Cheryl Duffy is one of a lucky few.

The mother of three can vary the days her five-year-old son Josh goes to his childcare centre to fit in with her partner's work roster and her full-time job.

Ms Duffy says it is flexibility that makes going back to work worthwhile and helps other fly-in, fly-out families who take their children to Beldon School of Early Learning in Perth's northern suburbs.

When Mrs Duffy's husband Phil, an aircraft engineer who works fluctuating rosters and is often away, has time off he looks after Josh, saving on childcare fees.

"At the end of every month, I email (centre director) Tammie a list of my requests for the following months and she pretty much works around it," she said.

Many other families have to keep up payments to maintain their child's care place, even when they do not go, to make sure their spot is not given to another child.

Beldon School of Early Learning's flexibility is not common in Australia's childcare industry, as highlighted in the Productivity Commission's draft report on child care and early learning.

It found nearly one in four parents working part-time or not working, with a child aged 12 or under, were unable to work because they could not get suitable child care.

Non-standard working hours were common, it said, with almost half of all families with at least one parent working variable hours or being on call.

Despite this, most childcare centres are open only on weekdays, between about 7am and 6pm.
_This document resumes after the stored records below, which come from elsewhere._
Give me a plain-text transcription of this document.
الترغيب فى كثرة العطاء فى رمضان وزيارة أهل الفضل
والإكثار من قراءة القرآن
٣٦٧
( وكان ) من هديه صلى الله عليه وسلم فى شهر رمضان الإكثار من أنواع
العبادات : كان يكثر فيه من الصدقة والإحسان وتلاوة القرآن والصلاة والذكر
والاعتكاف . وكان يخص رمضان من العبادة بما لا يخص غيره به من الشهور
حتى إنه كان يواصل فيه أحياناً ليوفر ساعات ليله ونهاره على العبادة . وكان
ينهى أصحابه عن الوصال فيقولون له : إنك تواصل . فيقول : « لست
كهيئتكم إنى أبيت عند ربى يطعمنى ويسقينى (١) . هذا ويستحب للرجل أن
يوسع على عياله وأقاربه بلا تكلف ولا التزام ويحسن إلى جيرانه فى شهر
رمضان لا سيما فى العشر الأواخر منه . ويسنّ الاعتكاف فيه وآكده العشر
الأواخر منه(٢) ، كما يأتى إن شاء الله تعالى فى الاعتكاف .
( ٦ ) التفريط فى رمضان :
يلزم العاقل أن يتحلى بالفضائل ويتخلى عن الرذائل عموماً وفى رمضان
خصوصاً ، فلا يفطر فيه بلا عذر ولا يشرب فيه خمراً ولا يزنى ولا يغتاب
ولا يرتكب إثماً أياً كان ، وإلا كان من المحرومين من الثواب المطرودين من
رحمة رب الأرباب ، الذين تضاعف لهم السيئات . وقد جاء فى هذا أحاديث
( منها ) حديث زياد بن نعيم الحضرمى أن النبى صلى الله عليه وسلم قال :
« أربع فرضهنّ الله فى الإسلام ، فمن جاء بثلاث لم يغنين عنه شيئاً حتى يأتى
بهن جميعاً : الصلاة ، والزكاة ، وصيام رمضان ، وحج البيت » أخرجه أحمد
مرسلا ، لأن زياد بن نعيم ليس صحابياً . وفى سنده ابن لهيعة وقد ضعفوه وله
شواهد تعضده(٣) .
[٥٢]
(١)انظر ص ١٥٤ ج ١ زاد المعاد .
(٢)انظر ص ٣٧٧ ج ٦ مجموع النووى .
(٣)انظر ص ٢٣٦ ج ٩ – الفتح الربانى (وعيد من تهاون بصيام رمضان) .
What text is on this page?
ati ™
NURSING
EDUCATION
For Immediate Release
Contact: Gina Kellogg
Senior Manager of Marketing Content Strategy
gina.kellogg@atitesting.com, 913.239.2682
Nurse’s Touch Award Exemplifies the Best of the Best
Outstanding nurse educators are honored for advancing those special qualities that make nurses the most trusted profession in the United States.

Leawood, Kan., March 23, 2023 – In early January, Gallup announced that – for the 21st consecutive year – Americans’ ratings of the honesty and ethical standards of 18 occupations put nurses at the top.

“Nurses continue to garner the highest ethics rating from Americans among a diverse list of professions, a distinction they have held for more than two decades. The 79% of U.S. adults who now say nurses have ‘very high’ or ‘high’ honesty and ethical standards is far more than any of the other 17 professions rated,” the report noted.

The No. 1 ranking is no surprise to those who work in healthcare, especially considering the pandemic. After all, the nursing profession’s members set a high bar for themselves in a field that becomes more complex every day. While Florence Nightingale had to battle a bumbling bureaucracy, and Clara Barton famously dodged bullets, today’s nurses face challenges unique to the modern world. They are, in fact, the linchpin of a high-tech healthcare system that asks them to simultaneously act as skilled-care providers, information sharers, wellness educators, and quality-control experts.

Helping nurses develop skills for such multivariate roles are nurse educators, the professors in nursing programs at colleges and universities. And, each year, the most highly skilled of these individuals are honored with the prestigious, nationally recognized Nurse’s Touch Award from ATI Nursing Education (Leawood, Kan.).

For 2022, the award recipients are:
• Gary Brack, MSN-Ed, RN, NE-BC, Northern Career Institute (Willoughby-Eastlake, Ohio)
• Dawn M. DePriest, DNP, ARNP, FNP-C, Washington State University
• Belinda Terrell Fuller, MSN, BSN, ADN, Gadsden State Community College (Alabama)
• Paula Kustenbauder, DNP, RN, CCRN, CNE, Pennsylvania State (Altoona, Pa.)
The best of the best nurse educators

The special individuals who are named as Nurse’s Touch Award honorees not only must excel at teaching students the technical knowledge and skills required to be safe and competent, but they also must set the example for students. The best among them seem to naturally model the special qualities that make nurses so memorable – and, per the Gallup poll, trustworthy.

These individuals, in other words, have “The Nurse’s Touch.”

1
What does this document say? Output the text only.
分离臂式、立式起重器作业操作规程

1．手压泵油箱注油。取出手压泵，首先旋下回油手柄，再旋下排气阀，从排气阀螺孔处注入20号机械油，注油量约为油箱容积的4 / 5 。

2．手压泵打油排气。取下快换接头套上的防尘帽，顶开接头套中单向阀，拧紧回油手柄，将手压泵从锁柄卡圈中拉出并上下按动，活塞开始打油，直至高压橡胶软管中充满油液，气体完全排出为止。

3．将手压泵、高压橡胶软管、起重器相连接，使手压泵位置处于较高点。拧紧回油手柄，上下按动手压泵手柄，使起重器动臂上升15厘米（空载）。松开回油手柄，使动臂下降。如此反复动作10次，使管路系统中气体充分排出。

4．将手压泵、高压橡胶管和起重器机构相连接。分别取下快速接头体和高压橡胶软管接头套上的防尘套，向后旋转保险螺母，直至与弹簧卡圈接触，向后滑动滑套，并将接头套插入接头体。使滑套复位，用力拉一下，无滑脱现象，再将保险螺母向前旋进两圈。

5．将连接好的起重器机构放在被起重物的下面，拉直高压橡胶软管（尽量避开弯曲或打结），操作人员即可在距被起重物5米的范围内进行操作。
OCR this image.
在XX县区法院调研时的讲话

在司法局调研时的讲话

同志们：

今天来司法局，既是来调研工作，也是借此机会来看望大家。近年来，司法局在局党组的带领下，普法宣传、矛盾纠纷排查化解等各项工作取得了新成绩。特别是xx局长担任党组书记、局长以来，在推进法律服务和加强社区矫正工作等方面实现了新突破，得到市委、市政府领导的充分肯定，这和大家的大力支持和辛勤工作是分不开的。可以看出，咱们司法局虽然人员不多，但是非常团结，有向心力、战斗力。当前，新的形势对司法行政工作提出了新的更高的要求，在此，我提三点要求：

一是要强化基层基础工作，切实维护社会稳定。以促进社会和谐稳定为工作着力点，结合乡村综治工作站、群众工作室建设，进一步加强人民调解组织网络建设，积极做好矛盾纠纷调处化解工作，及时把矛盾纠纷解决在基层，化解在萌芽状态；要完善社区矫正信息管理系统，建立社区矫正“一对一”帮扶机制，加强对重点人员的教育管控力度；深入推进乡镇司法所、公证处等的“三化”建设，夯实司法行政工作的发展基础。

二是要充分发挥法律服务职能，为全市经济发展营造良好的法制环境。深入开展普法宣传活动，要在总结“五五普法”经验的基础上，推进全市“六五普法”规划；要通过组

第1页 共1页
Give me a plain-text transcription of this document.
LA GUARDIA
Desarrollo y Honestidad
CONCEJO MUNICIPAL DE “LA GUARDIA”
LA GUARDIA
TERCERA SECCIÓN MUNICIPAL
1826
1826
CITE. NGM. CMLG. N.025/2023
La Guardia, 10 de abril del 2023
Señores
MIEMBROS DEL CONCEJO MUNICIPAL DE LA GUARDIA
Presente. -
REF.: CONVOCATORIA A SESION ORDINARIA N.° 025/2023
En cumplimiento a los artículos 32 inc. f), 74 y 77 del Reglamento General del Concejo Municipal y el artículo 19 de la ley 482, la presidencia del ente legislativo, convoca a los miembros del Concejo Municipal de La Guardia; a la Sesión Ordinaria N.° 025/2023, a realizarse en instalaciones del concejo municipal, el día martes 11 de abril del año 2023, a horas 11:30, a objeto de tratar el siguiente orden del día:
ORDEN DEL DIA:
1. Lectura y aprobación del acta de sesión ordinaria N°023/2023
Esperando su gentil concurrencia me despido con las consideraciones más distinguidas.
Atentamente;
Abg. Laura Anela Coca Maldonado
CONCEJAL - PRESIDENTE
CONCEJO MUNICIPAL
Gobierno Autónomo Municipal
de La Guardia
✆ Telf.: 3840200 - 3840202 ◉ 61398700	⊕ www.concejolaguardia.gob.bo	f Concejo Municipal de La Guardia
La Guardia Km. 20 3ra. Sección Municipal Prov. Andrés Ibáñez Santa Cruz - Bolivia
The inflexibility of traditional childcare services is a big problem for shift and fly-in, fly-out workers, according to the founder of a support network for FIFOs.

FIFO Families director Nicole Ashby said she had raised the issue with politicians in the hope changes would be made to help families struggling with child care.

"We need to acknowledge there are a lot of non-traditional working hours and roles that thousands and thousands of people are involved in," she said.

"What can we do to adjust the system to fit the people, instead of getting people to change to fit the system?"

Beldon School of Early Learning director Tammie Kirkhope said she could not understand why more centres did not offer flexibility, such as alternate weeks or monthly rosters for families.

"We cater for the customers, rather than the customers catering for us," she said. "It's not too hard for us.

"A lot of the families know we need two weeks notice. A lot of them know their rosters two weeks or a month in advance."

The flexibility, as well as school drop-off and pick-ups, attracts FIFO families and shift workers such as emergency service workers to use the centre. WA Chamber of Minerals and Energy senior policy adviser Susan Cull said the childcare industry needed to be "more reflective of the modern family" and the Government, childcare industry and other industries with non-traditional nine-to-five jobs needed to work in partnership.

"The issue of being able to access child care out of those hours (9am-5pm) is an issue for workers in all industries, not just those in the resources sector," she said.

Former Childcare Association of WA president Rory Vassallo, who sold his 22 WA childcare centres four months ago, said he could not see existing childcare centres opening round-the-clock within the next 30 years.

"They're not equipped for it in the first place, unless you want to have kids sleeping in a room the size of a tennis court," he said.

"Then you've got the planning and safety issues of people coming in and out at all hours."